Dans une ville où esthétique rime avec standardisation, l’art nouveau floral
est vite rejeté par l’opinion. L’urbanisme parisien conformiste s’accommode
mal de son individualité. Pourtant Guimard comme Louis Sorel ou Théo Petit
sont dans une phase d’intense création. De ce goût pour le concept décliné,
les édifices que l’on peut encore admirer aujourd’hui possèdent des détails
magnifiques : portes ciselées, descentes de gouttière historiées... Les
appartements de Guimard rue Agar (voir
photo)
arborent des balcons en fer forgé d’un dessin très rigoureux, variant pour
chacun. Une preuve de raffinement pour des ensembles que l’on a
précipitamment taxés de mauvais goût.
En véritables disciples du rationalisme, ces architectes cherchent à faire
ressortir les volumes des façades par leurs motifs originaux. Ils doivent
libérer les ouvertures, les baies vitrées, afin de leur donner une
indépendance par rapport au reste de l’élévation. C’est déjà l’annonce des
préoccupations de l’architecture moderne, essentiellement volumétrique. Les
thèmes abstraits des entrées de métro réalisées de 1899 à 1903, procèdent de
la même volonté. Trois modèles sont réalisés ; ouvert, couvert et fermé avec
guichet de vente de billets. Malheureusement, seuls les deux premiers
subsistent (voir photo 5).
Même si des décorateurs reprennent les canons art nouveau pour l’aménagement
de boutiques, d’enseignes de magasins, le style est à présent largement
discrédité. Louis Marnez réalise en 1900 l’agencement du restaurant " chez
Maxim’s ", mais le cœur n’y est plus. L’art nouveau floral semble être renié
par ses instigateurs, qui en reviennent à des projets plus sages, gênés par
leur propre création. La salle de concert Humbert de Romans que Guimard
avait élevé est détruite dès 1905, dans l’indifférence générale.

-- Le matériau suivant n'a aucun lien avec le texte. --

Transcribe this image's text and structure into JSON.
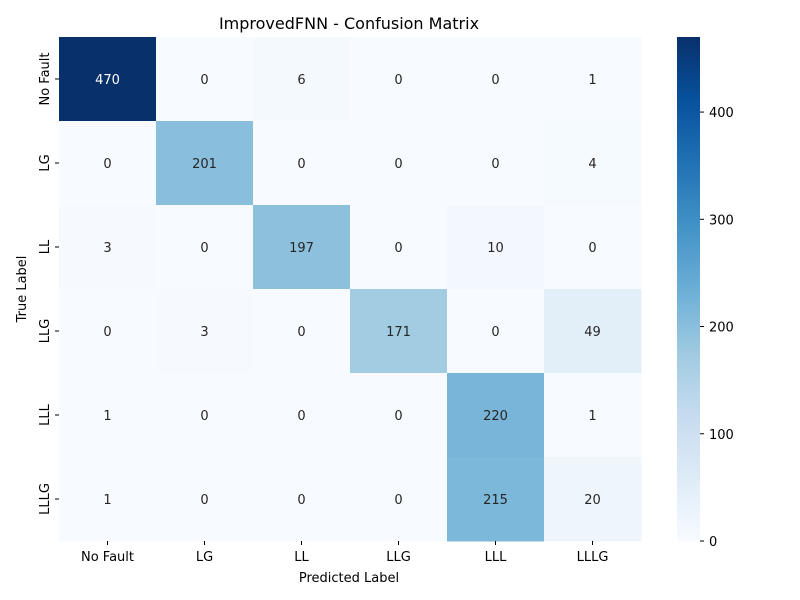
{
  "chart_data": {
    "type": "heatmap",
    "title": "ImprovedFNN - Confusion Matrix",
    "xlabel": "Predicted Label",
    "ylabel": "True Label",
    "x_categories": [
      "No Fault",
      "LG",
      "LL",
      "LLG",
      "LLL",
      "LLLG"
    ],
    "y_categories": [
      "No Fault",
      "LG",
      "LL",
      "LLG",
      "LLL",
      "LLLG"
    ],
    "values": [
      [
        470,
        0,
        6,
        0,
        0,
        1
      ],
      [
        0,
        201,
        0,
        0,
        0,
        4
      ],
      [
        3,
        0,
        197,
        0,
        10,
        0
      ],
      [
        0,
        3,
        0,
        171,
        0,
        49
      ],
      [
        1,
        0,
        0,
        0,
        220,
        1
      ],
      [
        1,
        0,
        0,
        0,
        215,
        20
      ]
    ],
    "colorbar": {
      "range": [
        0,
        470
      ],
      "ticks": [
        0,
        100,
        200,
        300,
        400
      ]
    },
    "colormap": "Blues",
    "grid": false,
    "legend": "right"
  }
}
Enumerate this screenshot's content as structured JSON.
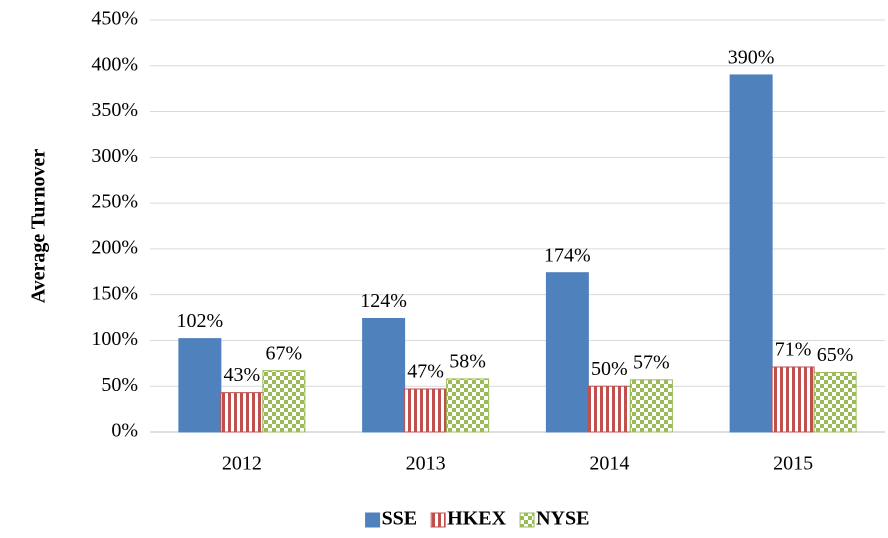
{
  "chart_data": {
    "type": "bar",
    "y_label": "Average Turnover",
    "categories": [
      "2012",
      "2013",
      "2014",
      "2015"
    ],
    "series": [
      {
        "name": "SSE",
        "color": "#4f81bd",
        "pattern": "solid",
        "values": [
          102,
          124,
          174,
          390
        ],
        "value_labels": [
          "102%",
          "124%",
          "174%",
          "390%"
        ]
      },
      {
        "name": "HKEX",
        "color": "#c0504d",
        "pattern": "vertical-stripes",
        "values": [
          43,
          47,
          50,
          71
        ],
        "value_labels": [
          "43%",
          "47%",
          "50%",
          "71%"
        ]
      },
      {
        "name": "NYSE",
        "color": "#9bbb59",
        "pattern": "checker",
        "values": [
          67,
          58,
          57,
          65
        ],
        "value_labels": [
          "67%",
          "58%",
          "57%",
          "65%"
        ]
      }
    ],
    "ylim": [
      0,
      450
    ],
    "yticks": [
      {
        "value": 0,
        "label": "0%"
      },
      {
        "value": 50,
        "label": "50%"
      },
      {
        "value": 100,
        "label": "100%"
      },
      {
        "value": 150,
        "label": "150%"
      },
      {
        "value": 200,
        "label": "200%"
      },
      {
        "value": 250,
        "label": "250%"
      },
      {
        "value": 300,
        "label": "300%"
      },
      {
        "value": 350,
        "label": "350%"
      },
      {
        "value": 400,
        "label": "400%"
      },
      {
        "value": 450,
        "label": "450%"
      }
    ],
    "grid": true,
    "legend": "bottom"
  }
}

A la même époque, une seconde branche de l’art nouveau s’épanouit en France.
Elle propose une autre approche de l’architecture, plus cohérente mais toute
aussi en rupture. Elle a absorbé les acquis du style végétal, pour ensuite
le dépasser et atteindre la modernité. Pour l’heure, Axé Libre vous laisse
arpenter le pavé de Paname, les regards aiguisés à la recherche de ces
témoins du vingtième siècle naissant.